Elle est sans doute aussi diverse que la communauté turque elle-même. Cette dernière compte de nombreux réseaux économiques ou professionnels. Et la Turquie y compte des relais : de nombreuses associations culturelles ou religieuses dépendent du pouvoir turc, dont environ mille mosquées. Il y a une vingtaine d’années, le chancelier fédéral Gerhard Schröder avait même critiqué l’existence de “sociétés parallèles”, mais Berlin comme Ankara ont évolué depuis. La réflexion sur la place de l’islam en Allemagne avance par exemple. A contrario, la question des discriminations reste d’actualité, comme celle de la menace de l’extrême-droite - on peut penser notamment aux assassinats perpétrés par le groupe NSU dans les années 2000.
Pour en revenir aux élections du 14 mai 2023, comment votent les Turc·ques allemand·es ?

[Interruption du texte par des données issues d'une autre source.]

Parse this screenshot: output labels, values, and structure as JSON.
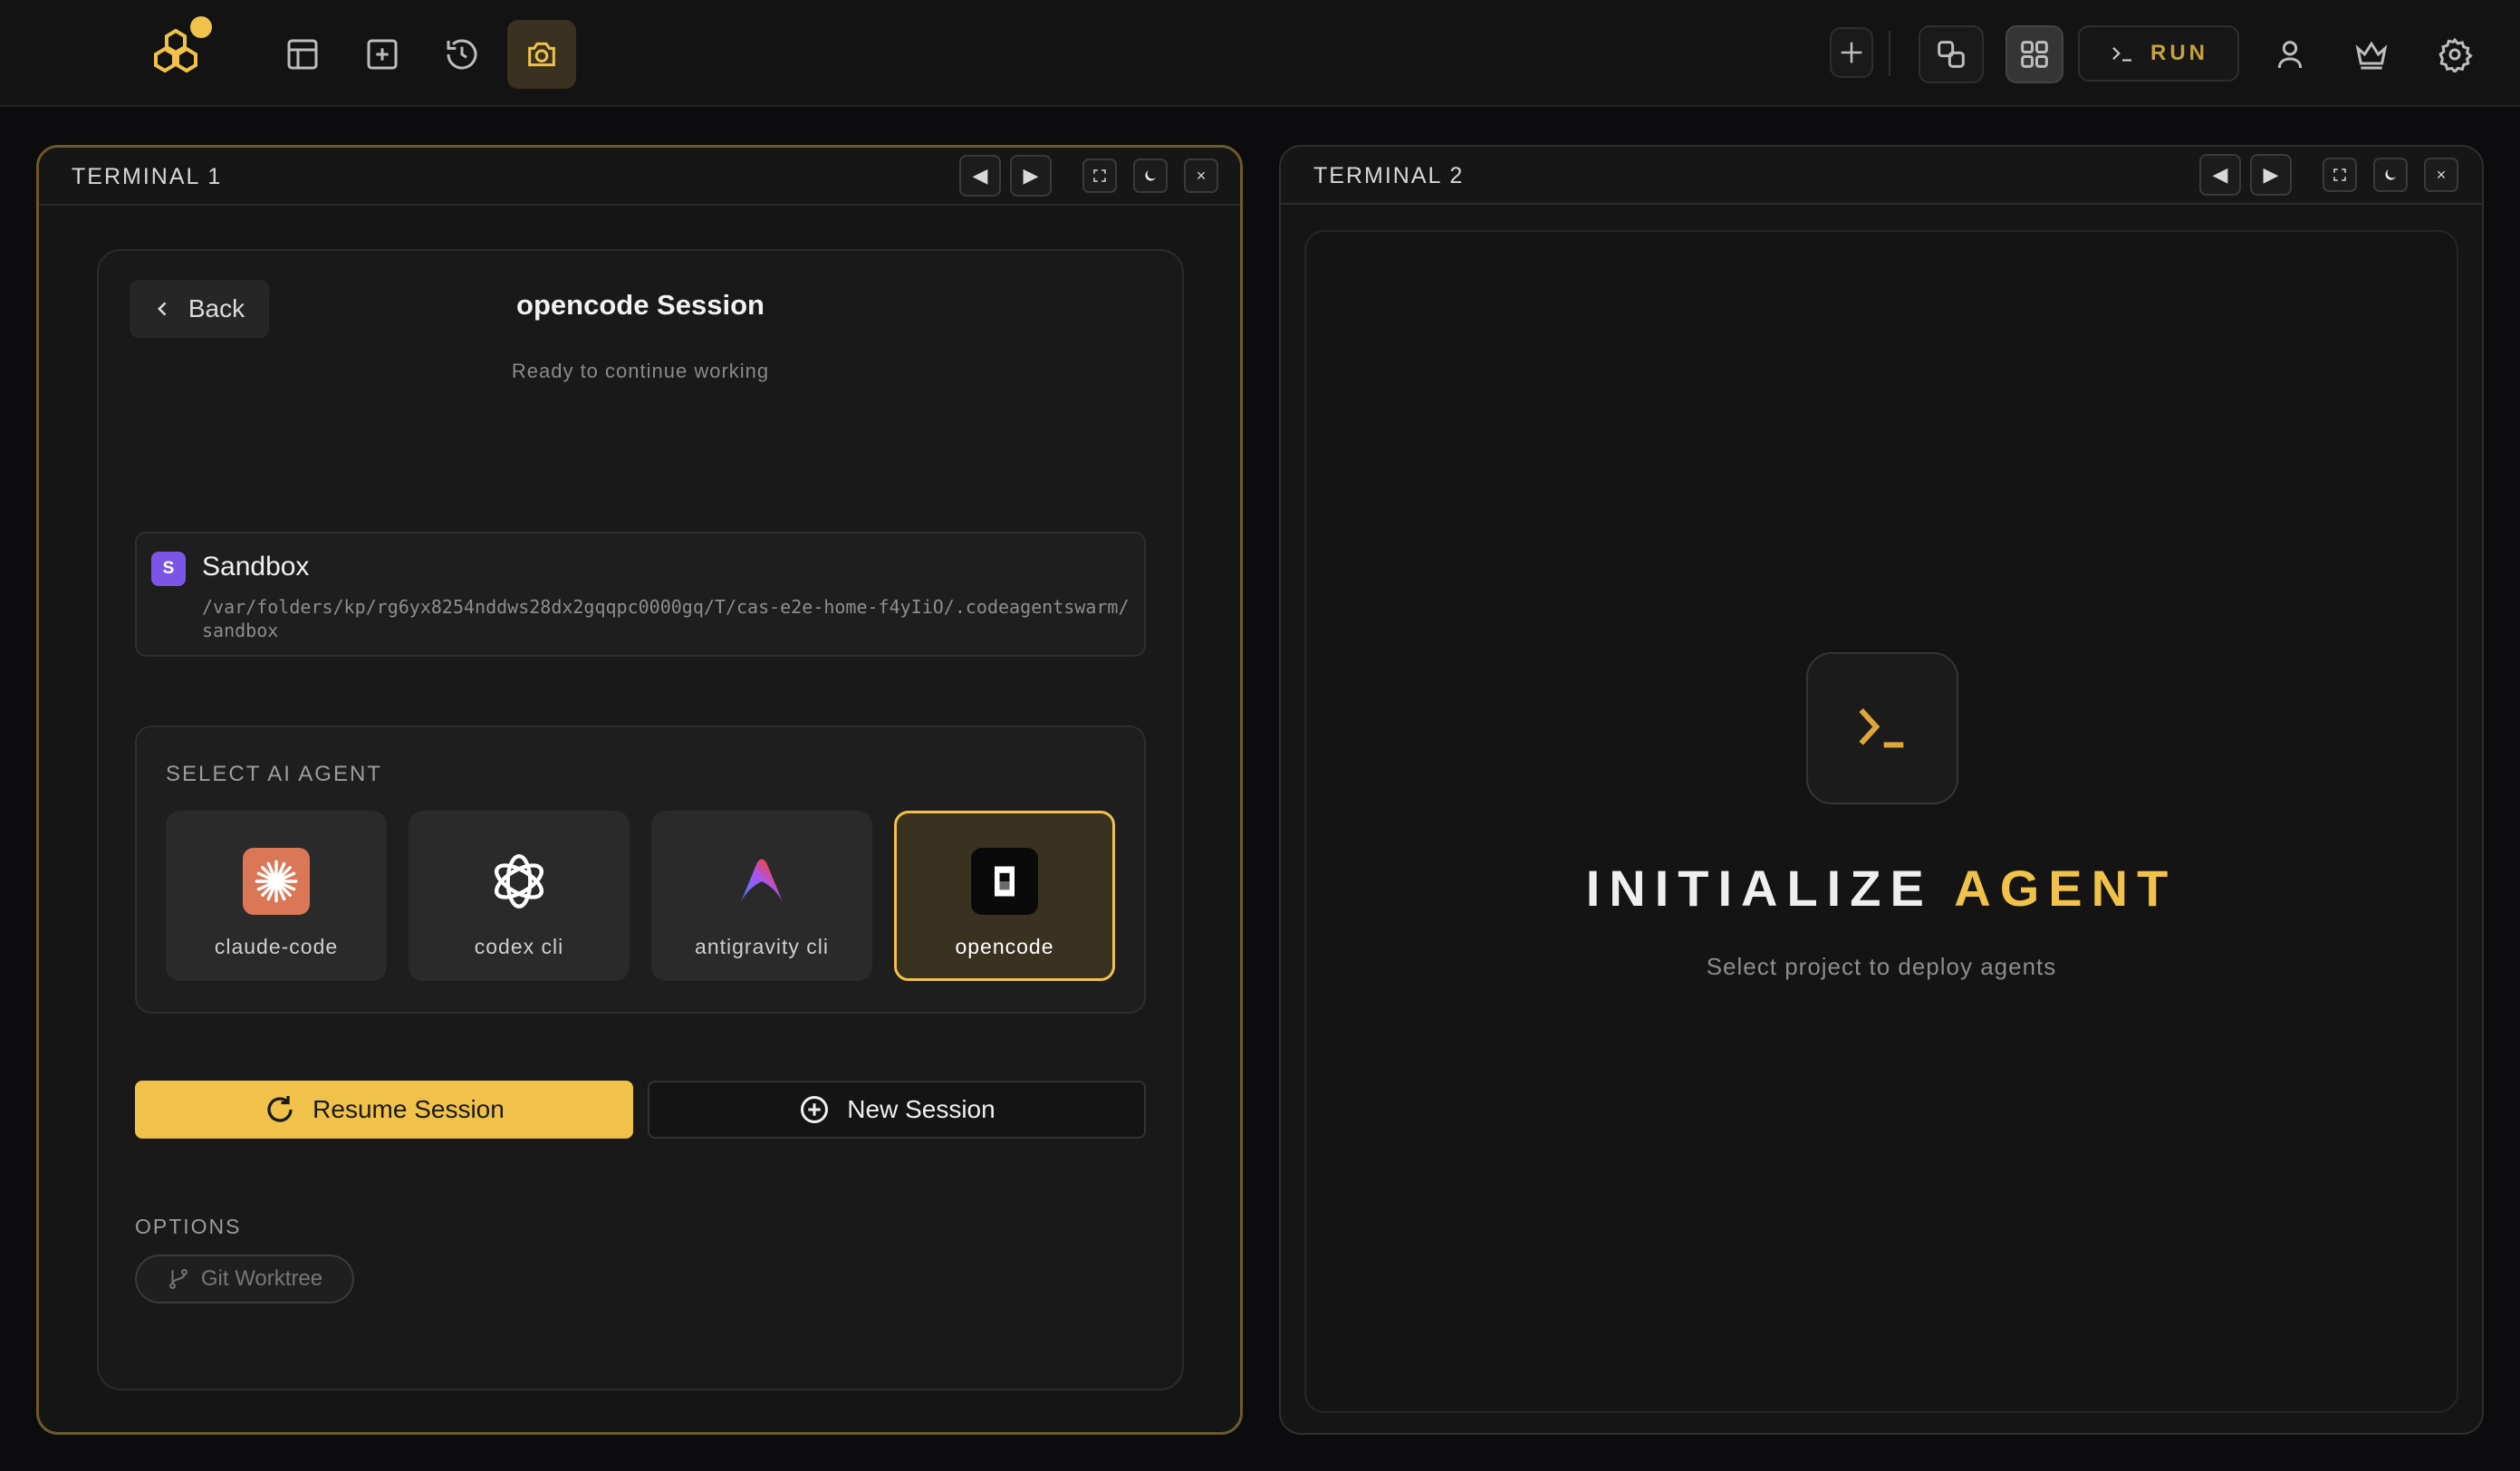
{
  "toolbar": {
    "run_label": "RUN"
  },
  "terminal1": {
    "title": "TERMINAL 1",
    "prev_glyph": "◀",
    "next_glyph": "▶",
    "close_glyph": "×",
    "card": {
      "back_label": "Back",
      "title": "opencode Session",
      "subtitle": "Ready to continue working",
      "workspace": {
        "badge": "S",
        "name": "Sandbox",
        "path": "/var/folders/kp/rg6yx8254nddws28dx2gqqpc0000gq/T/cas-e2e-home-f4yIiO/.codeagentswarm/sandbox"
      },
      "agent_section_label": "SELECT AI AGENT",
      "agents": [
        {
          "name": "claude-code",
          "icon": "claude-icon"
        },
        {
          "name": "codex cli",
          "icon": "openai-icon"
        },
        {
          "name": "antigravity cli",
          "icon": "antigravity-icon"
        },
        {
          "name": "opencode",
          "icon": "opencode-icon",
          "selected": true
        }
      ],
      "resume_label": "Resume Session",
      "new_label": "New Session",
      "options_label": "OPTIONS",
      "git_worktree_label": "Git Worktree"
    }
  },
  "terminal2": {
    "title": "TERMINAL 2",
    "prev_glyph": "◀",
    "next_glyph": "▶",
    "close_glyph": "×",
    "init_title_main": "INITIALIZE ",
    "init_title_accent": "AGENT",
    "init_subtitle": "Select project to deploy agents"
  },
  "colors": {
    "accent": "#f0c24a",
    "background": "#0c0c0e",
    "panel": "#151515",
    "badge_purple": "#7b56e6",
    "claude_orange": "#d97757"
  }
}
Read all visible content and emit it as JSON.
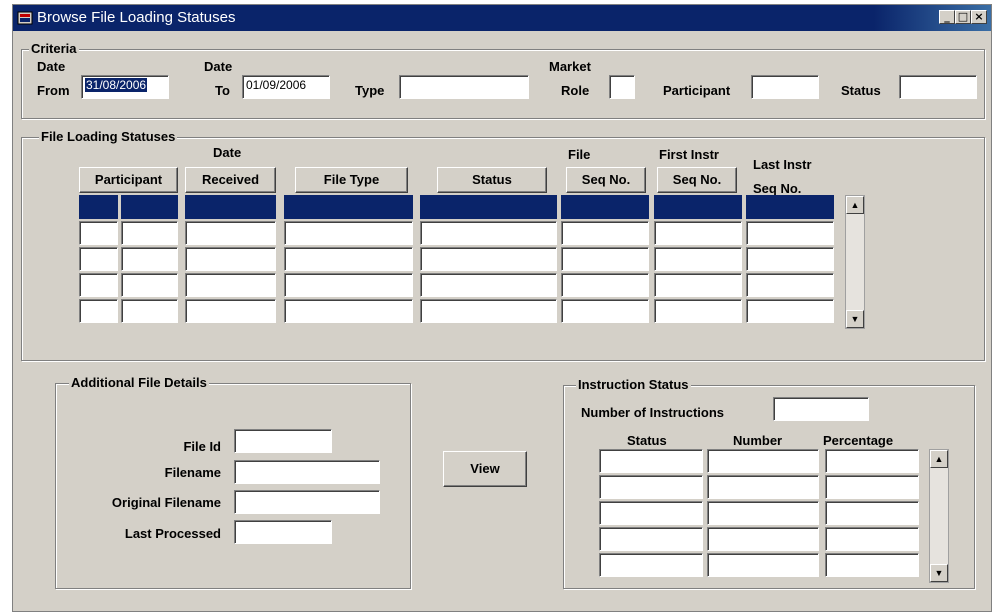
{
  "window": {
    "title": "Browse File Loading Statuses"
  },
  "criteria": {
    "legend": "Criteria",
    "date_from_label_1": "Date",
    "date_from_label_2": "From",
    "date_from_value": "31/08/2006",
    "date_to_label_1": "Date",
    "date_to_label_2": "To",
    "date_to_value": "01/09/2006",
    "type_label": "Type",
    "type_value": "",
    "market_role_label_1": "Market",
    "market_role_label_2": "Role",
    "market_role_value": "",
    "participant_label": "Participant",
    "participant_value": "",
    "status_label": "Status",
    "status_value": ""
  },
  "statuses": {
    "legend": "File Loading Statuses",
    "participant_button": "Participant",
    "date_label": "Date",
    "received_button": "Received",
    "file_type_button": "File Type",
    "status_button": "Status",
    "file_label": "File",
    "seq_no_button": "Seq No.",
    "first_instr_label": "First Instr",
    "first_seq_no_button": "Seq No.",
    "last_instr_label": "Last Instr",
    "last_seq_no_label": "Seq No."
  },
  "details": {
    "legend": "Additional File Details",
    "file_id_label": "File Id",
    "file_id_value": "",
    "filename_label": "Filename",
    "filename_value": "",
    "original_filename_label": "Original Filename",
    "original_filename_value": "",
    "last_processed_label": "Last Processed",
    "last_processed_value": ""
  },
  "view_button": "View",
  "instruction": {
    "legend": "Instruction Status",
    "number_label": "Number of Instructions",
    "number_value": "",
    "status_header": "Status",
    "number_header": "Number",
    "percentage_header": "Percentage"
  },
  "icons": {
    "minimize": "minimize-icon",
    "maximize": "maximize-icon",
    "close": "close-icon",
    "scroll_up": "scroll-up-arrow-icon",
    "scroll_down": "scroll-down-arrow-icon"
  }
}
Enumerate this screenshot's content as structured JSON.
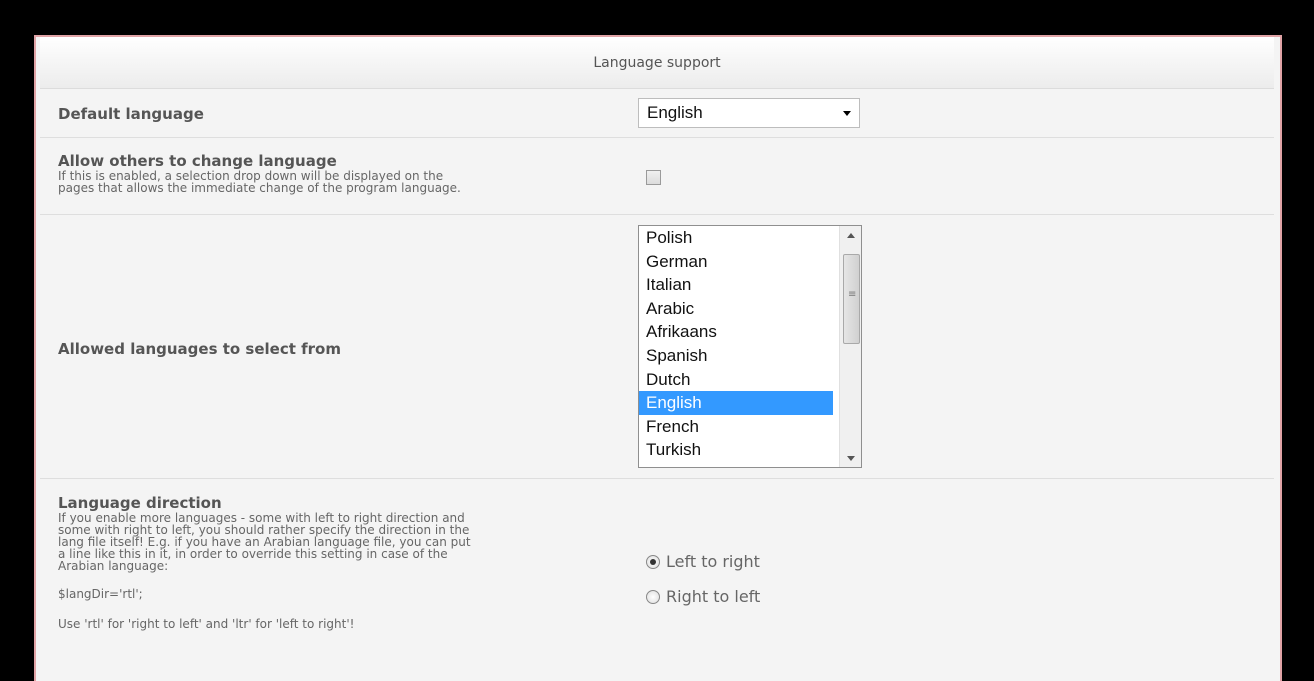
{
  "header": {
    "title": "Language support"
  },
  "default_language": {
    "label": "Default language",
    "value": "English"
  },
  "allow_change": {
    "label": "Allow others to change language",
    "desc_line1": "If this is enabled, a selection drop down will be displayed on the",
    "desc_line2": "pages that allows the immediate change of the program language.",
    "checked": false
  },
  "allowed_languages": {
    "label": "Allowed languages to select from",
    "options": [
      "Polish",
      "German",
      "Italian",
      "Arabic",
      "Afrikaans",
      "Spanish",
      "Dutch",
      "English",
      "French",
      "Turkish"
    ],
    "selected": "English"
  },
  "direction": {
    "label": "Language direction",
    "desc_lines": [
      "If you enable more languages - some with left to right direction and",
      "some with right to left, you should rather specify the direction in the",
      "lang file itself! E.g. if you have an Arabian language file, you can put",
      "a line like this in it, in order to override this setting in case of the",
      "Arabian language:"
    ],
    "code": "$langDir='rtl';",
    "note": "Use 'rtl' for 'right to left' and 'ltr' for 'left to right'!",
    "options": [
      {
        "label": "Left to right",
        "checked": true
      },
      {
        "label": "Right to left",
        "checked": false
      }
    ]
  }
}
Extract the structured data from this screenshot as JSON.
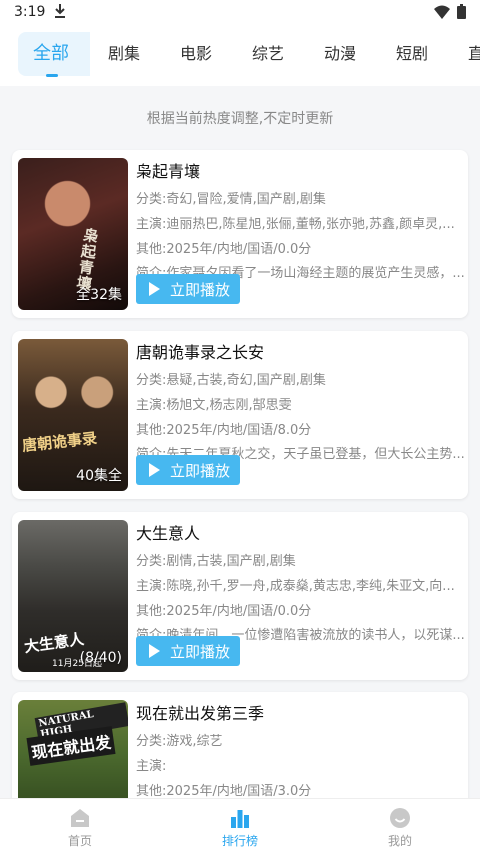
{
  "status_bar": {
    "time": "3:19",
    "icons": [
      "download-icon",
      "wifi-icon",
      "battery-icon"
    ]
  },
  "tabs": [
    {
      "label": "全部",
      "active": true
    },
    {
      "label": "剧集",
      "active": false
    },
    {
      "label": "电影",
      "active": false
    },
    {
      "label": "综艺",
      "active": false
    },
    {
      "label": "动漫",
      "active": false
    },
    {
      "label": "短剧",
      "active": false
    },
    {
      "label": "直",
      "active": false
    }
  ],
  "notice": "根据当前热度调整,不定时更新",
  "play_label": "立即播放",
  "items": [
    {
      "title": "枭起青壤",
      "category": "分类:奇幻,冒险,爱情,国产剧,剧集",
      "cast": "主演:迪丽热巴,陈星旭,张俪,董畅,张亦驰,苏鑫,颜卓灵,...",
      "other": "其他:2025年/内地/国语/0.0分",
      "intro": "简介:作家聂夕因看了一场山海经主题的展览产生灵感，...",
      "badge": "全32集",
      "poster_text": "枭起青壤"
    },
    {
      "title": "唐朝诡事录之长安",
      "category": "分类:悬疑,古装,奇幻,国产剧,剧集",
      "cast": "主演:杨旭文,杨志刚,郜思雯",
      "other": "其他:2025年/内地/国语/8.0分",
      "intro": "简介:先天二年夏秋之交，天子虽已登基，但大长公主势...",
      "badge": "40集全",
      "poster_text": "唐朝诡事录"
    },
    {
      "title": "大生意人",
      "category": "分类:剧情,古装,国产剧,剧集",
      "cast": "主演:陈晓,孙千,罗一舟,成泰燊,黄志忠,李纯,朱亚文,向...",
      "other": "其他:2025年/内地/国语/0.0分",
      "intro": "简介:晚清年间，一位惨遭陷害被流放的读书人，以死谋...",
      "badge": "(8/40)",
      "poster_text": "大生意人",
      "poster_date": "11月25日起"
    },
    {
      "title": "现在就出发第三季",
      "category": "分类:游戏,综艺",
      "cast": "主演:",
      "other": "其他:2025年/内地/国语/3.0分",
      "intro": "",
      "badge": "",
      "poster_text": "现在就出发",
      "poster_sub": "NATURAL HIGH"
    }
  ],
  "bottom_nav": [
    {
      "label": "首页",
      "icon": "home-icon",
      "active": false
    },
    {
      "label": "排行榜",
      "icon": "ranking-icon",
      "active": true
    },
    {
      "label": "我的",
      "icon": "profile-icon",
      "active": false
    }
  ],
  "colors": {
    "accent": "#2aa6ee",
    "play_button": "#47b8f0",
    "background": "#f5f6f8"
  }
}
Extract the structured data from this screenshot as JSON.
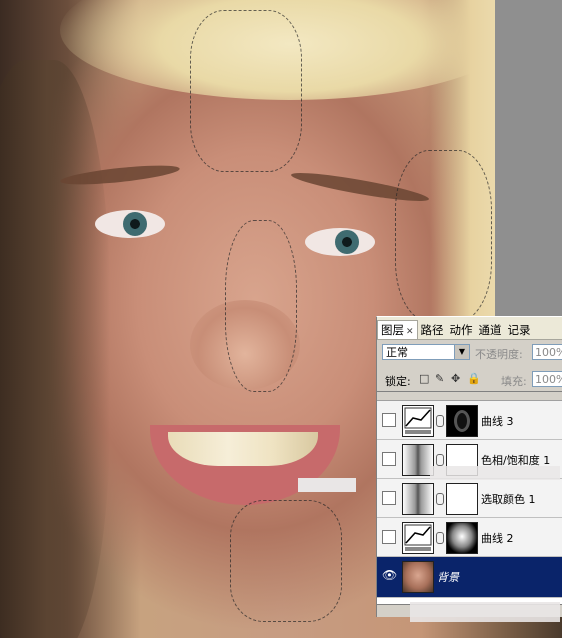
{
  "panel": {
    "tabs": [
      {
        "label": "图层",
        "active": true
      },
      {
        "label": "路径",
        "active": false
      },
      {
        "label": "动作",
        "active": false
      },
      {
        "label": "通道",
        "active": false
      },
      {
        "label": "记录",
        "active": false
      }
    ],
    "blend_mode": "正常",
    "opacity_label": "不透明度:",
    "opacity_value": "100%",
    "lock_label": "锁定:",
    "fill_label": "填充:",
    "fill_value": "100%",
    "layers": [
      {
        "name": "曲线 3",
        "visible": false,
        "thumb": "curves-icon",
        "mask": "face-mask",
        "selected": false
      },
      {
        "name": "色相/饱和度 1",
        "visible": false,
        "thumb": "gradient",
        "mask": "white-mask",
        "selected": false
      },
      {
        "name": "选取颜色 1",
        "visible": false,
        "thumb": "gradient",
        "mask": "white-mask",
        "selected": false
      },
      {
        "name": "曲线 2",
        "visible": false,
        "thumb": "curves-icon",
        "mask": "face-mask",
        "selected": false
      },
      {
        "name": "背景",
        "visible": true,
        "thumb": "photo",
        "mask": null,
        "selected": true
      }
    ]
  }
}
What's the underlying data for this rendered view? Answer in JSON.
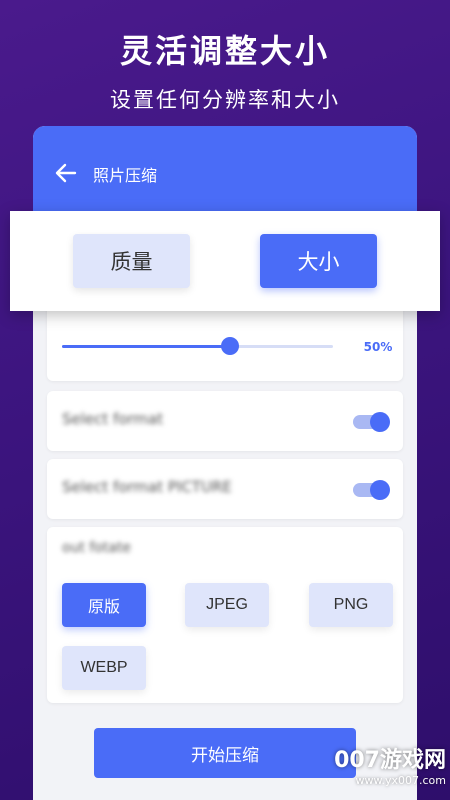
{
  "promo": {
    "headline": "灵活调整大小",
    "subline": "设置任何分辨率和大小"
  },
  "appbar": {
    "title": "照片压缩"
  },
  "tabs": [
    {
      "label": "质量",
      "selected": false
    },
    {
      "label": "大小",
      "selected": true
    }
  ],
  "slider": {
    "value_label": "50%",
    "value": 0.62
  },
  "settings": [
    {
      "label": "Select format",
      "enabled": true
    },
    {
      "label": "Select format PICTURE",
      "enabled": true
    }
  ],
  "output": {
    "label": "out fotate",
    "formats": [
      {
        "label": "原版",
        "selected": true
      },
      {
        "label": "JPEG",
        "selected": false
      },
      {
        "label": "PNG",
        "selected": false
      },
      {
        "label": "WEBP",
        "selected": false
      }
    ]
  },
  "start_button": "开始压缩",
  "watermark": {
    "brand": "007游戏网",
    "url": "www.yx007.com"
  },
  "colors": {
    "accent": "#4a6cf7",
    "background": "#3d1580"
  }
}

On n’a pas encore les chiffres, mais il y a un paradoxe : si les électeur·rices turc·ques en Allemagne ont, jusqu’ici, majoritairement voté pour l’AKP, les électeur·rices allemand·es d’origine turque votent surtout en Allemagne pour les partis de gauche. Et ces derniers se préoccupent avant tout d’égalité des droits, de lutte contre les discriminations, et globalement d’intégration. Si les populations d’origine turque connaissent leurs propres dynamiques, indépendantes de celles à l'œuvre en Turquie, la question de la politisation reste majeure : Recep Tayyip Erdogan a mené par le passé des meetings électoraux sur fond de rhétorique identitaire en Allemagne. Et si c’est interdit dans les 3 mois précédant une élection pour les ressortissants hors UE, des députés de l’AKP ont participé à des évènements en Allemagne, et des affiches ont été collées.
Conclusion, les résultats et les conséquences seront à examiner attentivement, en Turquie, mais également en Allemagne.
Entretien réalisé par Laurence Aubron.